Myth of South Africa as Beacon of Hope for African Migrants Eroded Further Yesterday

I reported here just a few days ago that hundreds of Africans were camped in front of the UN High Commissioner for Refugees office in Pretoria demanding to be resettled in the West after experiencing xenophobic hatred from black South Africans.

Additionally, I reminded US readers that we are taking some of those migrants to America as ‘refugees.’

They went to the mythical Rainbow Nation because they believed the international propaganda that the socialist government there welcomed one and all.

It doesn’t!

South African President Cyril Ramaphosa leads the party of Nelson Mandela and unleashed police on the foreigners who came to S. Africa believing it was a beacon of hope for them.

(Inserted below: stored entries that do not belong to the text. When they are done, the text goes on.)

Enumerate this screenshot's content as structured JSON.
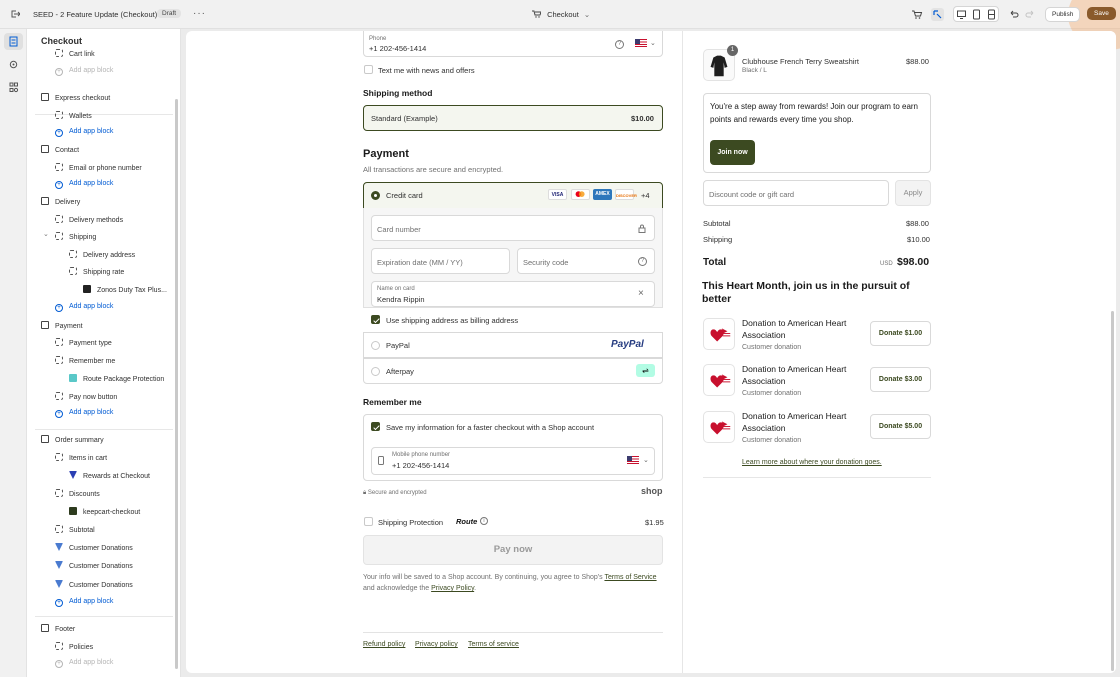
{
  "topbar": {
    "title": "SEED - 2 Feature Update (Checkout)",
    "status": "Draft",
    "page_select": "Checkout",
    "publish": "Publish",
    "save": "Save"
  },
  "sidebar": {
    "title": "Checkout",
    "items": [
      {
        "label": "Cart link",
        "kind": "item",
        "indent": 1
      },
      {
        "label": "Add app block",
        "kind": "add-muted",
        "indent": 1
      },
      {
        "label": "Express checkout",
        "kind": "section"
      },
      {
        "label": "Wallets",
        "kind": "item",
        "indent": 1
      },
      {
        "label": "Add app block",
        "kind": "add",
        "indent": 1
      },
      {
        "label": "Contact",
        "kind": "section"
      },
      {
        "label": "Email or phone number",
        "kind": "item",
        "indent": 1
      },
      {
        "label": "Add app block",
        "kind": "add",
        "indent": 1
      },
      {
        "label": "Delivery",
        "kind": "section"
      },
      {
        "label": "Delivery methods",
        "kind": "item",
        "indent": 1
      },
      {
        "label": "Shipping",
        "kind": "item",
        "indent": 1
      },
      {
        "label": "Delivery address",
        "kind": "item",
        "indent": 2
      },
      {
        "label": "Shipping rate",
        "kind": "item",
        "indent": 2
      },
      {
        "label": "Zonos Duty Tax Plus...",
        "kind": "app",
        "indent": 3
      },
      {
        "label": "Add app block",
        "kind": "add",
        "indent": 1
      },
      {
        "label": "Payment",
        "kind": "section"
      },
      {
        "label": "Payment type",
        "kind": "item",
        "indent": 1
      },
      {
        "label": "Remember me",
        "kind": "item",
        "indent": 1
      },
      {
        "label": "Route Package Protection",
        "kind": "app",
        "indent": 2
      },
      {
        "label": "Pay now button",
        "kind": "item",
        "indent": 1
      },
      {
        "label": "Add app block",
        "kind": "add",
        "indent": 1
      },
      {
        "label": "Order summary",
        "kind": "section"
      },
      {
        "label": "Items in cart",
        "kind": "item",
        "indent": 1
      },
      {
        "label": "Rewards at Checkout",
        "kind": "app",
        "indent": 2
      },
      {
        "label": "Discounts",
        "kind": "item",
        "indent": 1
      },
      {
        "label": "keepcart-checkout",
        "kind": "app",
        "indent": 2
      },
      {
        "label": "Subtotal",
        "kind": "item",
        "indent": 1
      },
      {
        "label": "Customer Donations",
        "kind": "app",
        "indent": 1
      },
      {
        "label": "Customer Donations",
        "kind": "app",
        "indent": 1
      },
      {
        "label": "Customer Donations",
        "kind": "app",
        "indent": 1
      },
      {
        "label": "Add app block",
        "kind": "add",
        "indent": 1
      },
      {
        "label": "Footer",
        "kind": "section"
      },
      {
        "label": "Policies",
        "kind": "item",
        "indent": 1
      },
      {
        "label": "Add app block",
        "kind": "add-muted",
        "indent": 1
      }
    ]
  },
  "checkout": {
    "phone_label": "Phone",
    "phone_value": "+1 202-456-1414",
    "news_offers": "Text me with news and offers",
    "shipping_method_heading": "Shipping method",
    "shipping_option": "Standard (Example)",
    "shipping_price": "$10.00",
    "payment_heading": "Payment",
    "payment_sub": "All transactions are secure and encrypted.",
    "credit_card": "Credit card",
    "more_cards": "+4",
    "card_number": "Card number",
    "expiration": "Expiration date (MM / YY)",
    "security_code": "Security code",
    "name_on_card_label": "Name on card",
    "name_on_card": "Kendra Rippin",
    "use_shipping_billing": "Use shipping address as billing address",
    "paypal": "PayPal",
    "paypal_logo": "PayPal",
    "afterpay": "Afterpay",
    "remember_heading": "Remember me",
    "save_info": "Save my information for a faster checkout with a Shop account",
    "mobile_label": "Mobile phone number",
    "mobile_value": "+1 202-456-1414",
    "secure": "Secure and encrypted",
    "shop_logo": "shop",
    "shipping_protection": "Shipping Protection",
    "route_logo": "Route",
    "protection_price": "$1.95",
    "pay_now": "Pay now",
    "legal_1": "Your info will be saved to a Shop account. By continuing, you agree to Shop's ",
    "terms_link": "Terms of Service",
    "legal_2": " and acknowledge the ",
    "privacy_link": "Privacy Policy",
    "legal_3": ".",
    "footer_links": [
      "Refund policy",
      "Privacy policy",
      "Terms of service"
    ]
  },
  "summary": {
    "item_qty": "1",
    "item_name": "Clubhouse French Terry Sweatshirt",
    "item_variant": "Black / L",
    "item_price": "$88.00",
    "rewards_text": "You're a step away from rewards! Join our program to earn points and rewards every time you shop.",
    "join_now": "Join now",
    "discount_placeholder": "Discount code or gift card",
    "apply": "Apply",
    "subtotal_label": "Subtotal",
    "subtotal": "$88.00",
    "shipping_label": "Shipping",
    "shipping": "$10.00",
    "total_label": "Total",
    "currency": "USD",
    "total": "$98.00",
    "heart_heading": "This Heart Month, join us in the pursuit of better",
    "donations": [
      {
        "title": "Donation to American Heart Association",
        "sub": "Customer donation",
        "button": "Donate $1.00"
      },
      {
        "title": "Donation to American Heart Association",
        "sub": "Customer donation",
        "button": "Donate $3.00"
      },
      {
        "title": "Donation to American Heart Association",
        "sub": "Customer donation",
        "button": "Donate $5.00"
      }
    ],
    "learn_more": "Learn more about where your donation goes."
  },
  "colors": {
    "accent": "#3c4a21",
    "save_button": "#8a5a2b",
    "link_blue": "#005bd3",
    "heart_red": "#c8102e"
  },
  "icons": [
    "exit-icon",
    "more-icon",
    "cart-icon",
    "inspector-icon",
    "desktop-icon",
    "tablet-icon",
    "mobile-icon",
    "undo-icon",
    "redo-icon",
    "sections-icon",
    "settings-icon",
    "apps-icon"
  ]
}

Media worldwide has been reluctant to tell the truth about post-Apartheid South Africa because they have built up for 25 years the false image of the governing black party, the African National Congress, as a model for the world!

I see this morning that worldwide media is now paying attention after South African police blasted water cannons and began arresting the protesters of many African nationalities outside of UN offices.

Apparently the UN was impotent to stop the violence.

Here is AP (one of many stories about the violence against ‘refugee’ wannabees):

South African police arrest 100 after refugees protest

JOHANNESBURG (AP) — Police in the South African city of Cape Town used water cannons Wednesday while arresting and dispersing hundreds of refugees and asylum-seekers, including children, who had camped for weeks outside the U.N. refugee agency’s office seeking protection after anti-immigrant attacks.

Local human rights and legal groups expressed shock over images of small children clinging to people being dragged away by police. Some people screamed in protest as officers with riot shields and batons moved through the crowd.

Police said they arrested about 100 people who “failed to heed the call to disperse.” Many who weren’t arrested fled to a nearby church.

Some refugees and asylum-seekers had told local media they wanted to be relocated outside the country after a wave of deadly attacks on foreigners in South African cities earlier this year. Such attacks have erupted several times over the years in sub-Saharan Africa’s most developed economy.

They can’t call it racism because both sides are black, so xenophobia best describes the rampant discrimination.

Earlier this year more than 12 people were killed and over 700 arrested after bands of South Africans in Johannesburg and the capital, Pretoria, launched attacks against foreign-owned shops and stalls, looting and burning them and attacking some shopkeepers.

[….]

Ramaphosa’s government has faced criticism for not explicitly speaking out against xenophobia at first but instead framing the violence as crime.

[….]

Ramaphosa, who later called the xenophobia “regrettable,” has acknowledged frustrations about South Africa’s high unemployment — now 29%, the highest in more than a decade — and its sluggish economy, but he has told his countrymen not to take it out on foreigners.

Much more here.

I repeat!  Pay attention! In recent years, including in 2019, we have admitted as refugees to the US some of the Africans who traveled to S. Africa from elsewhere in Africa!

We should consider giving refugee status to white South Africans.

However, most of those demonstrating at the UN office are not legitimate refugees, but are economic migrants—they are South Africa’s problem, not ours!